Representantes da igreja afirmaram, em carta, que as medidas comprometem o funcionamento do sistema de justiça. A filha do pastor, Grace Jin, declarou que a pressão sobre a defesa pode dificultar o acesso a informações sobre o estado de saúde do pai e a elaboração de sua defesa jurídica.

Ezra Jin, também conhecido como Jin Mingri, foi detido em outubro de 2025, na cidade de Beihai, na província de Guangxi. Na mesma ocasião, cerca de 30 líderes e membros da igreja foram presos ou dados como desaparecidos em cidades como Pequim, Xangai e Shenzhen. De acordo com as informações disponíveis, ao menos 18 pessoas permanecem detidas em um centro na região sul do país.

O caso ganhou repercussão internacional. O secretário de Estado dos Estados Unidos, Marco Rubio, pediu a libertação do pastor e afirmou que a situação reflete restrições impostas pelo governo chinês a grupos religiosos não alinhados ao Estado. — A repressão demonstra a hostilidade do Partido Comunista Chinês em relação aos cristãos que rejeitam a interferência do partido em sua fé — declarou.
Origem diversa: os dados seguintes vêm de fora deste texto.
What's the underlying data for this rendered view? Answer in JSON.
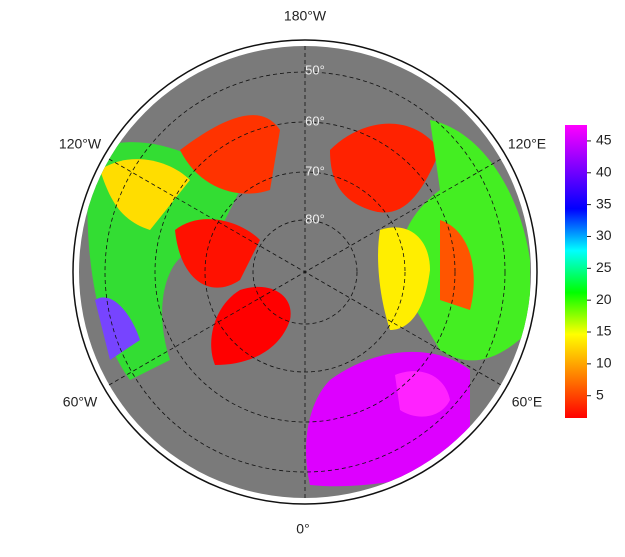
{
  "map": {
    "longitude_labels": [
      "180°W",
      "120°E",
      "60°E",
      "0°",
      "60°W",
      "120°W"
    ],
    "latitude_labels": [
      "50°",
      "60°",
      "70°",
      "80°"
    ]
  },
  "colorbar": {
    "lim": [
      1.5,
      47.5
    ],
    "ticks": [
      5,
      10,
      15,
      20,
      25,
      30,
      35,
      40,
      45
    ],
    "colors": [
      "#ff0000",
      "#ff8000",
      "#ffff00",
      "#00ff00",
      "#00ffff",
      "#0000ff",
      "#8000ff",
      "#ff00ff"
    ]
  }
}
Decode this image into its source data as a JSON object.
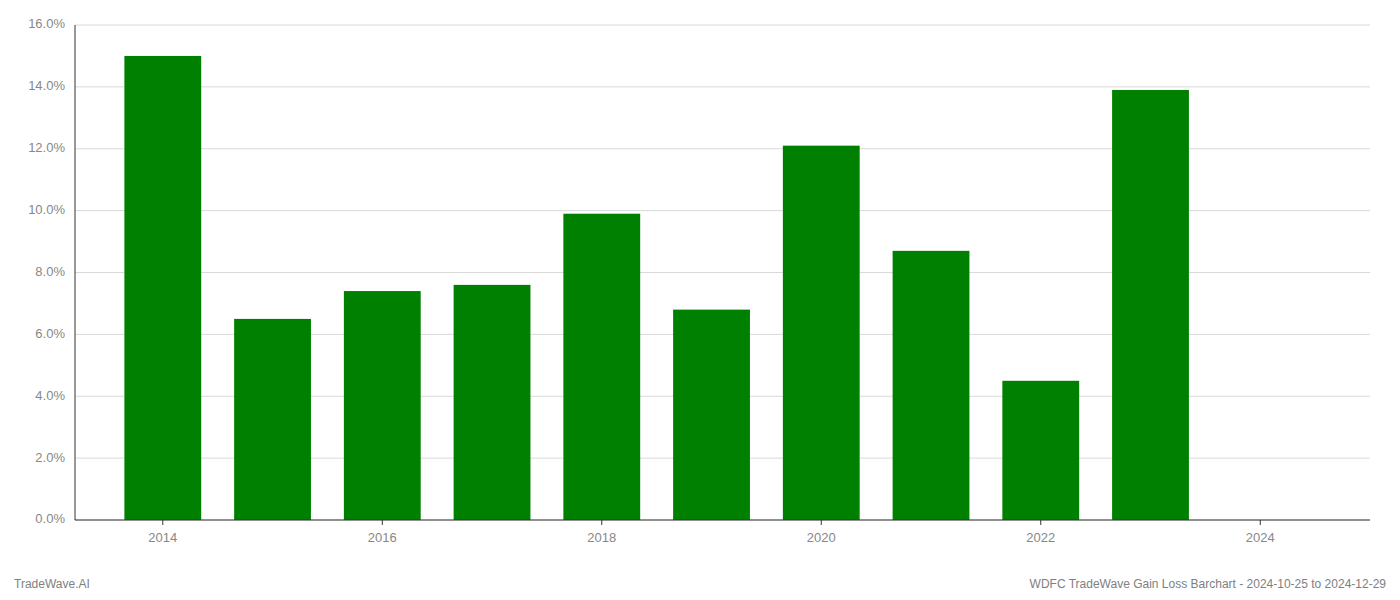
{
  "chart_data": {
    "type": "bar",
    "x": [
      2014,
      2015,
      2016,
      2017,
      2018,
      2019,
      2020,
      2021,
      2022,
      2023
    ],
    "values": [
      0.15,
      0.065,
      0.074,
      0.076,
      0.099,
      0.068,
      0.121,
      0.087,
      0.045,
      0.139
    ],
    "color": "#008000",
    "xlim": [
      2013.2,
      2025.0
    ],
    "xticks": [
      2014,
      2016,
      2018,
      2020,
      2022,
      2024
    ],
    "ylim": [
      0,
      0.16
    ],
    "yticks": [
      {
        "value": 0,
        "label": "0.0%"
      },
      {
        "value": 0.02,
        "label": "2.0%"
      },
      {
        "value": 0.04,
        "label": "4.0%"
      },
      {
        "value": 0.06,
        "label": "6.0%"
      },
      {
        "value": 0.08,
        "label": "8.0%"
      },
      {
        "value": 0.1,
        "label": "10.0%"
      },
      {
        "value": 0.12,
        "label": "12.0%"
      },
      {
        "value": 0.14,
        "label": "14.0%"
      },
      {
        "value": 0.16,
        "label": "16.0%"
      }
    ],
    "grid": true,
    "annotations": [
      "TradeWave.AI",
      "WDFC TradeWave Gain Loss Barchart - 2024-10-25 to 2024-12-29"
    ]
  }
}
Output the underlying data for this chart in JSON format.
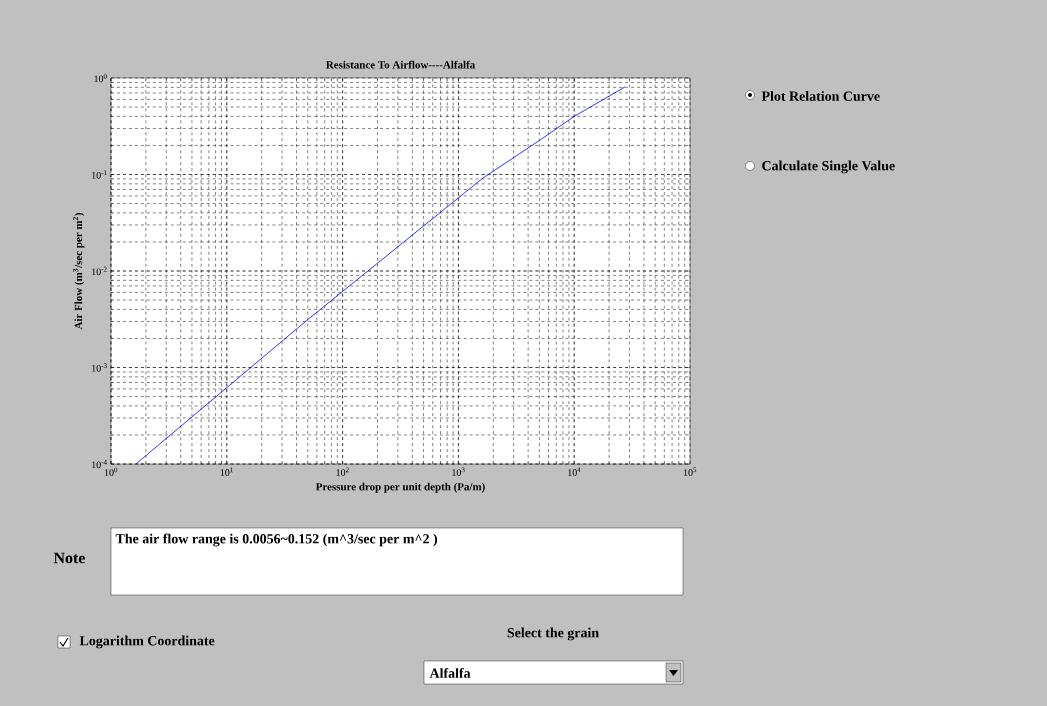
{
  "chart_data": {
    "type": "line",
    "title": "Resistance To Airflow----Alfalfa",
    "xlabel": "Pressure drop per unit depth (Pa/m)",
    "ylabel": "Air Flow (m$^{3}$/sec per m$^{2}$)",
    "series": [
      {
        "color": "#0000ff",
        "x": [
          1.64,
          51,
          1630,
          5140,
          10000,
          27500
        ],
        "values": [
          0.0001,
          0.0032,
          0.092,
          0.23,
          0.4,
          0.81
        ]
      }
    ],
    "log": "xy",
    "grid": true,
    "line_style": "solid",
    "marker": "none",
    "xlim": [
      1,
      100000
    ],
    "ylim": [
      0.0001,
      1
    ],
    "xticks": [
      {
        "value": 1,
        "label": "10$^{0}$"
      },
      {
        "value": 10,
        "label": "10$^{1}$"
      },
      {
        "value": 100,
        "label": "10$^{2}$"
      },
      {
        "value": 1000,
        "label": "10$^{3}$"
      },
      {
        "value": 10000,
        "label": "10$^{4}$"
      },
      {
        "value": 100000,
        "label": "10$^{5}$"
      }
    ],
    "yticks": [
      {
        "value": 0.0001,
        "label": "10$^{-4}$"
      },
      {
        "value": 0.001,
        "label": "10$^{-3}$"
      },
      {
        "value": 0.01,
        "label": "10$^{-2}$"
      },
      {
        "value": 0.1,
        "label": "10$^{-1}$"
      },
      {
        "value": 1,
        "label": "10$^{0}$"
      }
    ],
    "annotations": [
      "Plot Relation Curve",
      "Calculate Single Value",
      "Note",
      "The air flow range is  0.0056~0.152  (m^3/sec per m^2 )",
      "Logarithm Coordinate",
      "Select the grain",
      "Alfalfa"
    ]
  }
}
Ezra Jin fundou a igreja em 2007, após formação teológica nos Estados Unidos. A congregação tornou-se uma das maiores igrejas domésticas protestantes da China. Após o fechamento do templo principal em Pequim, em 2018, as atividades passaram a ocorrer principalmente por meios digitais, reunindo milhares de participantes em plataformas online.
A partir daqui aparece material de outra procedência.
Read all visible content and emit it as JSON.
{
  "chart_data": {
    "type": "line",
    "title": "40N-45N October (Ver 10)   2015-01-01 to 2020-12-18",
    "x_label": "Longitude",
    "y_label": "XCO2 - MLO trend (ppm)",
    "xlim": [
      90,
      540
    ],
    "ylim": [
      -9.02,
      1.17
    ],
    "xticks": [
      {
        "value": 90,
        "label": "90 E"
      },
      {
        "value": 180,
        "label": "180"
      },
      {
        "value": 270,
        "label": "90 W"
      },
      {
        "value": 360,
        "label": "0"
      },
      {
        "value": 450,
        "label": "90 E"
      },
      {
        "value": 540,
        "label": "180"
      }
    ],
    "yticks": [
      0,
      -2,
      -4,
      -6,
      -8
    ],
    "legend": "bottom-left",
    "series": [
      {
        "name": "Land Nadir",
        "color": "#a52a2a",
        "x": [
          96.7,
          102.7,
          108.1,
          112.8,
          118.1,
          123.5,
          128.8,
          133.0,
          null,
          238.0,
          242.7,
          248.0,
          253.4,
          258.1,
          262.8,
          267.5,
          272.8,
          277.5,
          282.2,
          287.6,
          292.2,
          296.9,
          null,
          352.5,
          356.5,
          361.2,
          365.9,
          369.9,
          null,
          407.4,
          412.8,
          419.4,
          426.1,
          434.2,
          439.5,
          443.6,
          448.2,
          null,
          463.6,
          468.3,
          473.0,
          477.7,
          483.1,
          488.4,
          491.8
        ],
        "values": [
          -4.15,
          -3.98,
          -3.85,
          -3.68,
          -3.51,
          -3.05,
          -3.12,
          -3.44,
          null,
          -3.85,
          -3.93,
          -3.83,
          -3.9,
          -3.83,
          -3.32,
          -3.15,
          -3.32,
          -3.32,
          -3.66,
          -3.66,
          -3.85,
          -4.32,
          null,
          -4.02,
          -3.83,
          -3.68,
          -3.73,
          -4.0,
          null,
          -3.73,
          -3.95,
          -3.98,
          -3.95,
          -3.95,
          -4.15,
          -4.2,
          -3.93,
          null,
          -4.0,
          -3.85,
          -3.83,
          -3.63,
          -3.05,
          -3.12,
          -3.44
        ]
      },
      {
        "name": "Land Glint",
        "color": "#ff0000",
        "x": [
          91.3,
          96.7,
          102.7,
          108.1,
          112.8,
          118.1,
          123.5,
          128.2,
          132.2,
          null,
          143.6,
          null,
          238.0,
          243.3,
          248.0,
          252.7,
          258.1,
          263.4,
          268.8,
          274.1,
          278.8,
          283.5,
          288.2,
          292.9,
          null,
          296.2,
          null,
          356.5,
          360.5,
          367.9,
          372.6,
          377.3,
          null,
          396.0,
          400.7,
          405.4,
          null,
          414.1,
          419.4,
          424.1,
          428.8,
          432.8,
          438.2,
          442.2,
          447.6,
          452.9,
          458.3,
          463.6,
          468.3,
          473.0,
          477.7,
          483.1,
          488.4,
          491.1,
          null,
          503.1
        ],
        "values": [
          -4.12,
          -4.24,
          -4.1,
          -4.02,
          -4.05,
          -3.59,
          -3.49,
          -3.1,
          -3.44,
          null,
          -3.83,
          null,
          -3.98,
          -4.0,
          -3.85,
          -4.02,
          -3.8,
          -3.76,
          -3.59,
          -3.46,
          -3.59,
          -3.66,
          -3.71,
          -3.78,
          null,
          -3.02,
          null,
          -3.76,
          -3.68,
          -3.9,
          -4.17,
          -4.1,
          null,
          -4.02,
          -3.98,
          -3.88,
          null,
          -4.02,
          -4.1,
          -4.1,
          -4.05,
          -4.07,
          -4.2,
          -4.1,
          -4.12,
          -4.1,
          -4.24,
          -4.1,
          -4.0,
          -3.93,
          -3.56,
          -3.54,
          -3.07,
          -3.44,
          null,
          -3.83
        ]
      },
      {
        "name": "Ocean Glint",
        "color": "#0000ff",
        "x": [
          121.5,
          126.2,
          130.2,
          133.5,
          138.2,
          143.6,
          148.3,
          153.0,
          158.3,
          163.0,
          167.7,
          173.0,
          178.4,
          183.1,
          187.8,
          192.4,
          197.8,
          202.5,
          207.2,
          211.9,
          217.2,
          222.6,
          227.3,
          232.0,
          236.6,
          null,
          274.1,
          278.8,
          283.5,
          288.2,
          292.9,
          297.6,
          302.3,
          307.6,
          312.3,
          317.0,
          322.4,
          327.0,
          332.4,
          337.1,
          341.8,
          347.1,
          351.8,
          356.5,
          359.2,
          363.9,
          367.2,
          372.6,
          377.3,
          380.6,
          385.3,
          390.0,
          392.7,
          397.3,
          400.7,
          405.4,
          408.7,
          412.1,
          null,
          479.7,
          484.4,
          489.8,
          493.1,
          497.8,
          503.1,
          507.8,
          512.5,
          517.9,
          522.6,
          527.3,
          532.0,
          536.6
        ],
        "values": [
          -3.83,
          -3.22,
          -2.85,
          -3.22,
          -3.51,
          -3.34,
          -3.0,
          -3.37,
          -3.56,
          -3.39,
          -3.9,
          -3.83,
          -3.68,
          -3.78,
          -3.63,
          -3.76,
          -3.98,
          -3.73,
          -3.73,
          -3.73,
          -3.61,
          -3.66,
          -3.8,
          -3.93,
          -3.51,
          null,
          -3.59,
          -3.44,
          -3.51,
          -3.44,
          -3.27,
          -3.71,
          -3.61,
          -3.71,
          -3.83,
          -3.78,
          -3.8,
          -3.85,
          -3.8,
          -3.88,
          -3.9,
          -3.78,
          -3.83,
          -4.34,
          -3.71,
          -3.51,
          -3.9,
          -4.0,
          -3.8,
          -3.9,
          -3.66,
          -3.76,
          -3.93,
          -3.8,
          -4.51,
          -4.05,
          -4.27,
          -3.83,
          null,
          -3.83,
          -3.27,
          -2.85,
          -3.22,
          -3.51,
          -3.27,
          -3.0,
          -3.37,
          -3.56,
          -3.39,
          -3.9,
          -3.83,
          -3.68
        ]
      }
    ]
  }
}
Desde 2012, sob a liderança de Xi Jinping, o governo chinês ampliou o controle sobre organizações religiosas. A legislação do país reconhece apenas entidades autorizadas pelo Estado, como o Movimento Patriótico das Três Autonomias para protestantes e a Associação Patriótica Católica Chinesa para católicos. Grupos não registrados enfrentam vigilância, restrições e, em alguns casos, detenções.

Relatos indicam que, antes da prisão, o pastor estava sob monitoramento e impedido de deixar o país. Após a detenção, a família perdeu contato com ele, e não há confirmação pública sobre eventual acusação formal, segundo informações do portal The Christian Post.

Organizações de direitos humanos afirmam que o caso reflete um padrão mais amplo de pressão sobre comunidades religiosas independentes na China, especialmente aquelas que atuam fora das estruturas reconhecidas pelo governo.